Yes The ChesapeakeSailor has been on hiatus since this summer. Gone but not forgotten. This is just a quick New Years Eve note to assure any readers I have left that I have not retired the bike; nor do I intend to retire the blog.
When last I posted I was about to head out on the Many Rivers and Fords 600K. Like the 400K two weeks prior I wound up with a DNF on that outing. I completed the first 244 miles of a planned 375. I did that in a respectable 22 hours. Conveniently the control for the intermission at mile 244 was the same hotel as the start and finish.
When I lay down I was feeling very good about the whole endeavor, looking forward to taking on the last 200K the next morning. But when I tried to wake up and get moving again, nothing was working correctly, in particular my fingers and eyesight. Apparently a 3 hour nap wasn't quite enough, or maybe it was too much. If I tried to lay down for only one more hour or two I feared missing the next control. So it was either go then or quit. I chose what I felt was the safe option and stayed put in that hotel, slept about 6 more hours.
I have spent a lot of time since then second guessing the details of that sequence. Could I have kept riding at 2 am and then napped later in the heat of the day, with many critical miles already behind me? Could I have worked through my fatigue when I woke from my nap at 5 am, with over 14 hours left to finish the last 200K? I'll go in to those details more in another post.
But it also caused me to take some time to reflect on some bigger questions. Why was I riding so much? What did I want to accomplish? Was the time on my bike worth the time away from other parts of life?

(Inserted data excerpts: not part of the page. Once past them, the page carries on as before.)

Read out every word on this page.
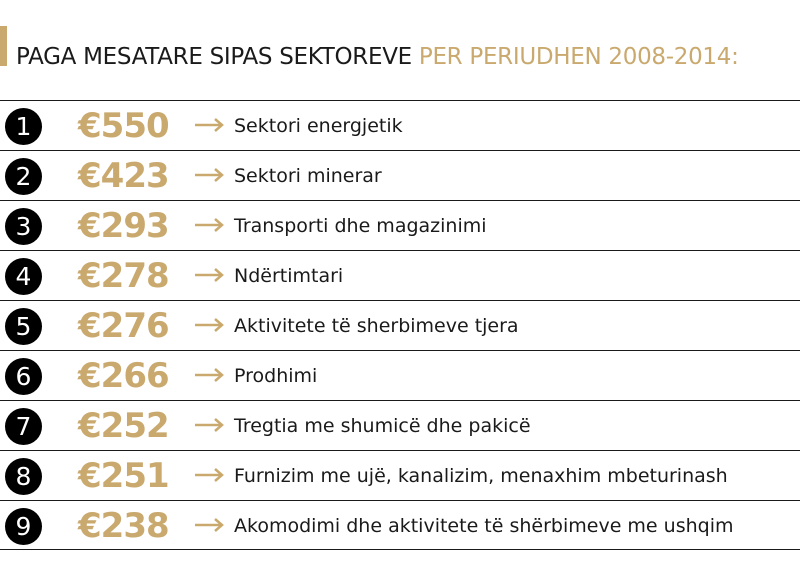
PAGA MESATARE SIPAS SEKTOREVE PER PERIUDHEN 2008-2014:
1	€550	Sektori energjetik
2	€423	Sektori minerar
3	€293	Transporti dhe magazinimi
4	€278	Ndërtimtari
5	€276	Aktivitete të sherbimeve tjera
6	€266	Prodhimi
7	€252	Tregtia me shumicë dhe pakicë
8	€251	Furnizim me ujë, kanalizim, menaxhim mbeturinash
9	€238	Akomodimi dhe aktivitete të shërbimeve me ushqim
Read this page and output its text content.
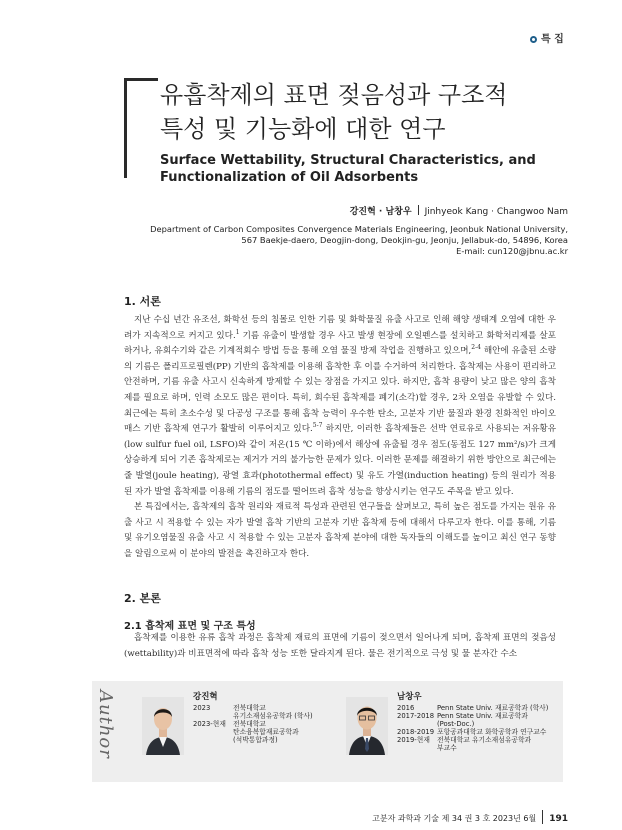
특 집
유흡착제의 표면 젖음성과 구조적
특성 및 기능화에 대한 연구
Surface Wettability, Structural Characteristics, and
Functionalization of Oil Adsorbents
강진혁 · 남창우 Jinhyeok Kang · Changwoo Nam
Department of Carbon Composites Convergence Materials Engineering, Jeonbuk National University,
567 Baekje-daero, Deogjin-dong, Deokjin-gu, Jeonju, Jellabuk-do, 54896, Korea
E-mail: cun120@jbnu.ac.kr
1. 서론

지난 수십 년간 유조선, 화학선 등의 침몰로 인한 기름 및 화학물질 유출 사고로 인해 해양 생태계 오염에 대한 우려가 지속적으로 커지고 있다.$^1$ 기름 유출이 발생할 경우 사고 발생 현장에 오일펜스를 설치하고 화학처리제를 살포하거나, 유회수기와 같은 기계적회수 방법 등을 통해 오염 물질 방제 작업을 진행하고 있으며,$^{2-4}$ 해안에 유출된 소량의 기름은 폴리프로필렌(PP) 기반의 흡착제를 이용해 흡착한 후 이를 수거하여 처리한다. 흡착제는 사용이 편리하고 안전하며, 기름 유출 사고시 신속하게 방제할 수 있는 장점을 가지고 있다. 하지만, 흡착 용량이 낮고 많은 양의 흡착제를 필요로 하며, 인력 소모도 많은 편이다. 특히, 회수된 흡착제를 폐기(소각)할 경우, 2차 오염을 유발할 수 있다. 최근에는 특히 초소수성 및 다공성 구조를 통해 흡착 능력이 우수한 탄소, 고분자 기반 물질과 환경 친화적인 바이오매스 기반 흡착제 연구가 활발히 이루어지고 있다.$^{5-7}$ 하지만, 이러한 흡착제들은 선박 연료유로 사용되는 저유황유(low sulfur fuel oil, LSFO)와 같이 저온(15 ℃ 이하)에서 해상에 유출될 경우 점도(동점도 127 mm²/s)가 크게 상승하게 되어 기존 흡착제로는 제거가 거의 불가능한 문제가 있다. 이러한 문제를 해결하기 위한 방안으로 최근에는 줄 발열(joule heating), 광열 효과(photothermal effect) 및 유도 가열(induction heating) 등의 원리가 적용된 자가 발열 흡착제를 이용해 기름의 점도를 떨어뜨려 흡착 성능을 향상시키는 연구도 주목을 받고 있다.

본 특집에서는, 흡착제의 흡착 원리와 재료적 특성과 관련된 연구들을 살펴보고, 특히 높은 점도를 가지는 원유 유출 사고 시 적용할 수 있는 자가 발열 흡착 기반의 고분자 기반 흡착제 등에 대해서 다루고자 한다. 이를 통해, 기름 및 유기오염물질 유출 사고 시 적용할 수 있는 고분자 흡착제 분야에 대한 독자들의 이해도를 높이고 최신 연구 동향을 알림으로써 이 분야의 발전을 촉진하고자 한다.

2. 본론
2.1 흡착제 표면 및 구조 특성

흡착제를 이용한 유류 흡착 과정은 흡착제 재료의 표면에 기름이 젖으면서 일어나게 되며, 흡착제 표면의 젖음성(wettability)과 비표면적에 따라 흡착 성능 또한 달라지게 된다. 물은 전기적으로 극성 및 물 분자간 수소

Author	강진혁
2023	전북대학교
유기소재섬유공학과 (학사)
2023-현재	전북대학교
탄소융복합재료공학과
(석박통합과정)
남창우
2016	Penn State Univ. 재료공학과 (학사)
2017-2018 Penn State Univ. 재료공학과
(Post-Doc.)
2018-2019 포항공과대학교 화학공학과 연구교수
2019-현재	전북대학교 유기소재섬유공학과
부교수
고분자 과학과 기술 제 34 권 3 호 2023년 6월 191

I kept riding but not at quite such frantic pace. I took my first "tour" on the bike. I rode solo for two days from home in Severna Park, MD to our family vacation in Lewes, DE where I met my family for a week at the beach. I camped over night in a state park. 190 miles total. I loved it: 2 days of solitude, no time limits, no controls, no kids or customers to attend to. No ride partner to worry if I was holding him up, or stewing he might be holding me up. But it was REALLY humid in July. Next time I think I'll find a hotel, or go in October when I can count on a little nicer weather.
After that the riding pace backed off a bit and my focuse shifted to the kids, to work, to the Cub Scouts. The bike still has a place, but it had become a little too much of a focus. With less miles came better balance, and I'm afraid a few lbs. It seems I was still eating for the higher mileage pace.
So that sets the stage for my 2013 goals: To keep the balance and get more fit.
That means smarter eating and smarter training. SMARTER not harder. There won't be a specific mileage goal this year. Fitness will be measured by weight loss, how my clothes fit, and how I feel. My left knee REALLY objected to the Thanksgiving day Turkey Bowl I played in with my kids' and neighbors. It took nearly 3 weeks for swelling to go down. I'm sure the extra weight contributed to the problem. Yesterday's perm demonstrated it's healed; 200K with no knee issues. I don't want to skip next years' Turkey Bowl. So I'll start learning and doing, exercises to strengthen the knee and lighten the load a bit. I'll be working on the rest of the bod too. Off the bike, physical conditioning has gotten much attention. I realize that needs to change.
Balance means making time for my wife, my kids, the Cub Scouts (I'm committed through February, 2014), work (not really a choice), and the rest of life. This was re-enforced by some friends' personal tragedies this year. None of us is immune to bad things happening. If my family should ever face a crisis or a death, I don't want there to be any regrets. I don't ever want to say "I wish I had...." in that context. I think my friends offered a tremendous example in this regard. They put their family first, they did everything right. When the time came to confront their moment of crisis, they had to deal with terrible grief and loss. But I never heard regret. Putting so much energy in to cycling goals, and coming up short on some of those, made me realize I was over-committed. That I might be putting myself in a situation where I'd later regret how I set my priorities. So I shifted a bit. Finding that balance is still a work in progress, but I know I'll get it right.
This is all a bit rambling, and if you read along this far, thank you. I don't plan to write too many more ride reports. I'm just not that impressed with my own narrative skills. So instead I'll use this forum to share my thoughts on what happens to me and to my life. I'll post less frequently and only when I have more to say. Like tonight.
Happy New Year everyone. I hope you find your balance too.